Angolan billionaire Isabel Dos Santos resigned from Unitel Telecom

Angolan billionaire Isabel Dos Santos resigned from Unitel Telecom

On August 11, 2020, Angolan Billionaire Isabel dos Santos decided to leave her position on the board of the country’s leading telecommunications operator- Unitel Telecom. This decision came out amid ongoing tensions between Unitel board members.

In her resignation statement, dos Santos who holds a 25% stake in the company, said, “After 20 years dedicated to the creation, development, and success of Unitel, I chose to leave the position of member of the company’s board of directors”, according to Reuters.
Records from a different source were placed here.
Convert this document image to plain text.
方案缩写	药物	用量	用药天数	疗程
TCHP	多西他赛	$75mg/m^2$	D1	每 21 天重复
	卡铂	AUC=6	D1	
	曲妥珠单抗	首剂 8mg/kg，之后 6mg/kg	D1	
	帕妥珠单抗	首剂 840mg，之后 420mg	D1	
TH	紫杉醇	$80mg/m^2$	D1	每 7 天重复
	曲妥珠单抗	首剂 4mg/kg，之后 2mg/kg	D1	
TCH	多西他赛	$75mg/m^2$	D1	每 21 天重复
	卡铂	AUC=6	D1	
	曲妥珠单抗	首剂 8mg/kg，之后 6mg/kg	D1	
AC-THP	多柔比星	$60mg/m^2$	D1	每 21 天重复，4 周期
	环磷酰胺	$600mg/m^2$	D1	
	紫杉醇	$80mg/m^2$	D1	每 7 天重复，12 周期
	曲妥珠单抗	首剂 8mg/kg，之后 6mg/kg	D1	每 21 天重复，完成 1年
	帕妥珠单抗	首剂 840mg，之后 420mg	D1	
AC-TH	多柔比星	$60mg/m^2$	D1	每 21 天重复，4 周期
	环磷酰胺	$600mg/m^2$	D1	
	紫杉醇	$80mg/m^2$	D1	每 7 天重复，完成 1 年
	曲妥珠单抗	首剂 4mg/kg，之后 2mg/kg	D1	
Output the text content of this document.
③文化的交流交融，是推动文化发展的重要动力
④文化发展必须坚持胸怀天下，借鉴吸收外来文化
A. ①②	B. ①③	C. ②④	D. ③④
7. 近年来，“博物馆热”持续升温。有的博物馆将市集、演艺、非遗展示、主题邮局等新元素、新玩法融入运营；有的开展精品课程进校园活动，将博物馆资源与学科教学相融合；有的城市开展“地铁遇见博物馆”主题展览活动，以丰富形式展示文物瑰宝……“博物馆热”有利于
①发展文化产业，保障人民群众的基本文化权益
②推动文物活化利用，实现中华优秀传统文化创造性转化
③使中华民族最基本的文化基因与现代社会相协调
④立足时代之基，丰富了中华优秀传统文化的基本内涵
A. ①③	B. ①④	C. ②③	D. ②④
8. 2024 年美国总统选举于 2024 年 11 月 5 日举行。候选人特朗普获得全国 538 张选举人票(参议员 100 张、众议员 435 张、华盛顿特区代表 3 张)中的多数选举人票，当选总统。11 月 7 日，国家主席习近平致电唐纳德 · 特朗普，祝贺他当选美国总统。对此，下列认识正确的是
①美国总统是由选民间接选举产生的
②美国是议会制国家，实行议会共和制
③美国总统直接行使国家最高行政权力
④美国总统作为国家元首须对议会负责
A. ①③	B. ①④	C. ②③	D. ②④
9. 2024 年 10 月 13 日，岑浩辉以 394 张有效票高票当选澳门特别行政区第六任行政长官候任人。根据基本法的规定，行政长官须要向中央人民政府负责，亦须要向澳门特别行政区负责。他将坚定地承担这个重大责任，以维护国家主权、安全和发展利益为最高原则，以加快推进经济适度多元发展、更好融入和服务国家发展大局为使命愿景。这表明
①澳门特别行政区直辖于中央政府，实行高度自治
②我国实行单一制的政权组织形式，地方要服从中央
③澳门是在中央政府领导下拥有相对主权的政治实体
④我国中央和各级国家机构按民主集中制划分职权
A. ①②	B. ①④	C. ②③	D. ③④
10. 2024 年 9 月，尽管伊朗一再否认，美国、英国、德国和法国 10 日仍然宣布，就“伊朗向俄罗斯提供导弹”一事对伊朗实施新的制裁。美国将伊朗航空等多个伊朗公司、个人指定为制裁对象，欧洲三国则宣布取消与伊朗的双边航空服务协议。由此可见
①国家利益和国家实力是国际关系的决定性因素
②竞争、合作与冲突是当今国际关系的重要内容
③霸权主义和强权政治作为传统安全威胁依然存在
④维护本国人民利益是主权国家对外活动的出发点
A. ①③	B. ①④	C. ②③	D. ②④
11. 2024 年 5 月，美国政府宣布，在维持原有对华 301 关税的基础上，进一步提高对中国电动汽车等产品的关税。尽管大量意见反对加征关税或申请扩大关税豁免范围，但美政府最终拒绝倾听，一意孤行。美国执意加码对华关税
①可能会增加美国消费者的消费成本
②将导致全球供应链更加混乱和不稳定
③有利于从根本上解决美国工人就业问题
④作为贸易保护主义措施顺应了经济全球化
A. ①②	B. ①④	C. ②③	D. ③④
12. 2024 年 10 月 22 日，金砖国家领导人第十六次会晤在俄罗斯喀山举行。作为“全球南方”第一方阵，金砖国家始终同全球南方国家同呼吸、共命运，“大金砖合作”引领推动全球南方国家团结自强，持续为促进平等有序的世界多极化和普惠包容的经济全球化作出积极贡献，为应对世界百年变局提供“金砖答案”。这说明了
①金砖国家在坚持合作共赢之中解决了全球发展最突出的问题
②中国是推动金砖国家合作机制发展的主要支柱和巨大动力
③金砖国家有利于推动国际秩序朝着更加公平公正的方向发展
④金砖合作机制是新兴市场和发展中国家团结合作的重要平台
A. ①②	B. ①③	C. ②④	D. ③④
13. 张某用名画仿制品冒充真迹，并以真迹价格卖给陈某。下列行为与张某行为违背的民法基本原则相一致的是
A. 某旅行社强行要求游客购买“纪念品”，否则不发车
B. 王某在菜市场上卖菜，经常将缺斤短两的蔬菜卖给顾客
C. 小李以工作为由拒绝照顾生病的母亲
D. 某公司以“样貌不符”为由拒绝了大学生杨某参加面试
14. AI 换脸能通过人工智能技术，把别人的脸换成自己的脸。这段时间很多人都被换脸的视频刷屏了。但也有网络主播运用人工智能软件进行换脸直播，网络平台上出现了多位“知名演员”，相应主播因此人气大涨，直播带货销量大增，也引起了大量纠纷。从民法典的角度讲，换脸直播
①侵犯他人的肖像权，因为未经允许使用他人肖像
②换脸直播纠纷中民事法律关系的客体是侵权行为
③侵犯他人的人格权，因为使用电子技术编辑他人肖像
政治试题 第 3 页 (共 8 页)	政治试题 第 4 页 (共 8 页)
In 1999, Isabel’s father, long time president, awarded the company a lucrative operating license, according to AlAfrica.

Dos Santos avowed that she was stepping down, as it was “counterproductive and irresponsible to allow a climate of permanent conflict and systematic politicization of the administrators”, states Agence France-Press.

Dos Santos has significant investments in the Angolan banking and telecommunications sector. Back to 2019, dos Santo’s assets including stakes she held in Angolan firms including Unitel, BFA, and ZAP MIDIA were frozen by Angolan investigators as part of a corruption crackdown.

At the end of the civil war in 2002, the Angolan Telecom sector has shown recovery and political stability attracted foreign investments.

Angola’s mobile phone market has almost 14 million users and is currently dominated by two private companies – Movicel and Unitel. Angola Telecom, the third telecom operator offers fixed internet access and not mobile services. On May 19, 2020, a fourth license was awarded to Lebanese group Africell, according to The Economic Times.

Angola’s government has plans to increase affordable mobile and internet access to Angolan people because fast internet connectivity is crucial for Angola’s economy and digital transformation. The deployment of the 5G network would fuel entrepreneurship as well as help to secure jobs “There needs to be infrastructure, markets and financial services that support the digital development” said Isabel Santos at AfricaCom, one of Africa’s biggest largest technology events.

Dos Santos has already called for increasing investments in the energy sector so that her company could install more fiber optic cables. In fact, Unitel has invested $2.2 billion in 14000 kilometers of fiber optic cables, states Business Matters Magazine.